WATCH | Terry Roberts talks with harvesters about the record-high prices in this year's crab fishery:
"We're seeing a lot of small crab and small crab is the future. The resource is good," said Bussey.
Americans love snow crab
The timing of that increase is welcomed because the market for snow crab is in the red zone, driven by an unprecedented demand from U.S. consumers at retail outlets.
It's all part of the COVID-19 stay-at-home phenomenon that has practically wiped out the traditional restaurant market.
The harvest opened at the beginning of April, with a record price of nearly six bucks a pound.
But the fisheries union appealed to the fish price setting panel, and won a jaw dropping decision last Sunday: a new price of $7.60 for these long legged, bottom dwelling shellfish.
That's more than double last year's price, and far removed from days when harvesters like Bussey were being paid $1.50 for their catch.
"Right now it's the highest price that we've ever fished for in my career, and in anyone's career, in Newfoundland," he said.
"Whether you're in a speed boat or in a 65-footer, [it's] the same for everyone. The prices are good and everyone is pleased with it."
But things are rarely uncomplicated in the fishery.
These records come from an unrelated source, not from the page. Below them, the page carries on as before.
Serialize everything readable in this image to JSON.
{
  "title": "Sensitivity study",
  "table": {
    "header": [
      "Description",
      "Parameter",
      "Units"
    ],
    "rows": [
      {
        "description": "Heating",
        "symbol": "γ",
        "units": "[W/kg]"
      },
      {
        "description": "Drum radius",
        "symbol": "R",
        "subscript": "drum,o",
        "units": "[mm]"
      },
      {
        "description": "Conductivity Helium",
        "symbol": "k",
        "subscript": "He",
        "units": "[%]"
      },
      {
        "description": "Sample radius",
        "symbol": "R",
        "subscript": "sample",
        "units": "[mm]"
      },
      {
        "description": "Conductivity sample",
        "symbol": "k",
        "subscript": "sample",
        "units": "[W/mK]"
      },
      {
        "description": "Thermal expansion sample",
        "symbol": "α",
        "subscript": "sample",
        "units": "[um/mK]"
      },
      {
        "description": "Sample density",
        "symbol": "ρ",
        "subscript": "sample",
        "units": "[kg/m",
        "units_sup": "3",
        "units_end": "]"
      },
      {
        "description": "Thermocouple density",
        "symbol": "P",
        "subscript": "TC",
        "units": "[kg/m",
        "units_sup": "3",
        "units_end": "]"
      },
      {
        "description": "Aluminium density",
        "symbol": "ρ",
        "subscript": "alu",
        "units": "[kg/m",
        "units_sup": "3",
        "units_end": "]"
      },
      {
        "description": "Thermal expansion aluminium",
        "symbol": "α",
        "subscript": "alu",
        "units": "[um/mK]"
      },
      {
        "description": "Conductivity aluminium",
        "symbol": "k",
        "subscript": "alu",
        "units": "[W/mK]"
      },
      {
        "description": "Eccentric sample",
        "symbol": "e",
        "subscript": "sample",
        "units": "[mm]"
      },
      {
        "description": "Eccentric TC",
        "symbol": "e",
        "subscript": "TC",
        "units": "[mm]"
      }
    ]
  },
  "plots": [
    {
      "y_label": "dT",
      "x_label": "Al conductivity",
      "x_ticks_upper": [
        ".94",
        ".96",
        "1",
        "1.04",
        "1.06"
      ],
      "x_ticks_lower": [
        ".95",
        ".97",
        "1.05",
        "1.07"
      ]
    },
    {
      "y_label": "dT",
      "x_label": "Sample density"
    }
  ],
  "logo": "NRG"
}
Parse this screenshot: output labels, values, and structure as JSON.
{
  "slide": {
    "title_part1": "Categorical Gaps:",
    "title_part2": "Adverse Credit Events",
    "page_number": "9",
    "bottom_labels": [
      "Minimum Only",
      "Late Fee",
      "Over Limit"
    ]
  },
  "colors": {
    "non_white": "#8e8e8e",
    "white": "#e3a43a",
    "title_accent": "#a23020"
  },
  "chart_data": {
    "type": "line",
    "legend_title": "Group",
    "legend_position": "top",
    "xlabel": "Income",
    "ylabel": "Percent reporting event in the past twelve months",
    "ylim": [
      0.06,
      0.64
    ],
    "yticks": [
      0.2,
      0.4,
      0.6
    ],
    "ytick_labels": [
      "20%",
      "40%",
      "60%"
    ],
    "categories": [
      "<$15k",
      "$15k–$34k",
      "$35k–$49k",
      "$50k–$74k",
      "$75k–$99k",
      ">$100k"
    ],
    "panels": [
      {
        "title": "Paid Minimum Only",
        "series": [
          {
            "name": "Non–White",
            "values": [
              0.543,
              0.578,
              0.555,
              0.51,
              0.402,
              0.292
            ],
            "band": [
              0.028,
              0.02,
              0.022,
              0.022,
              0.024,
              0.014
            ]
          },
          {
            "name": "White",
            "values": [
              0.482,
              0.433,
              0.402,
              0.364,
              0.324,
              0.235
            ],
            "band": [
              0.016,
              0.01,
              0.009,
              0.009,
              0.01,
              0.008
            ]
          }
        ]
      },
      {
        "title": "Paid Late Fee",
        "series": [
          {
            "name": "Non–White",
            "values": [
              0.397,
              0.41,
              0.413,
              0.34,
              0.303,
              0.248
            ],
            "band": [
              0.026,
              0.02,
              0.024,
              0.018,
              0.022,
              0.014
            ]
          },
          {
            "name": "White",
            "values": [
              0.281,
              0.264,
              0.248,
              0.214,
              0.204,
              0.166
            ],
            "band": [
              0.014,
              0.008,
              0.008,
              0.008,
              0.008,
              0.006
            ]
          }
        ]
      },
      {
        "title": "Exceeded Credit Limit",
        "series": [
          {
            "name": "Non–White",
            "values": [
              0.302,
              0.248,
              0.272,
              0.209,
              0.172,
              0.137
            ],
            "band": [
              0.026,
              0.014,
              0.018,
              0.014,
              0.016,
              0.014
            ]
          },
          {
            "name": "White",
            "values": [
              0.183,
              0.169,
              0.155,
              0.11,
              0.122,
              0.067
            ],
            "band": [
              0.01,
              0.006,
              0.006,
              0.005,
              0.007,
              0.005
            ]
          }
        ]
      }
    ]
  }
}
Now there are fears of a glut as boats rush to catch their quotas, while the price is at its peak.
So there's talk of trip limits as plants struggle to keep up, and ensure quality does not slip.
And processors are now raising a new concern: a shortage of workers.
Butler said temporary changes to employment insurance system are having an impact on the workforce at fish processing facilities.
"It's understood that workers who reach a minimum 125 hours can get an additional 300 hours 'granted' in order to be eligible for benefits," said Butler. "This temporary change to the EI program is resulting in a lack of availability of workers in some facilities."
Without an adequate number of workers, there are warnings of delays in processing, which in turn could slow the ability of plants to accept crab from harvesters.
"We have raised our concerns with both the provincial and federal governments," said Butler.
Meanwhile, harvesters like Nelson Bussey say it's vital that the market be supplied with top quality crab, and he's willing to adapt.
"If we've got to space it out, well, we'll do it," he said.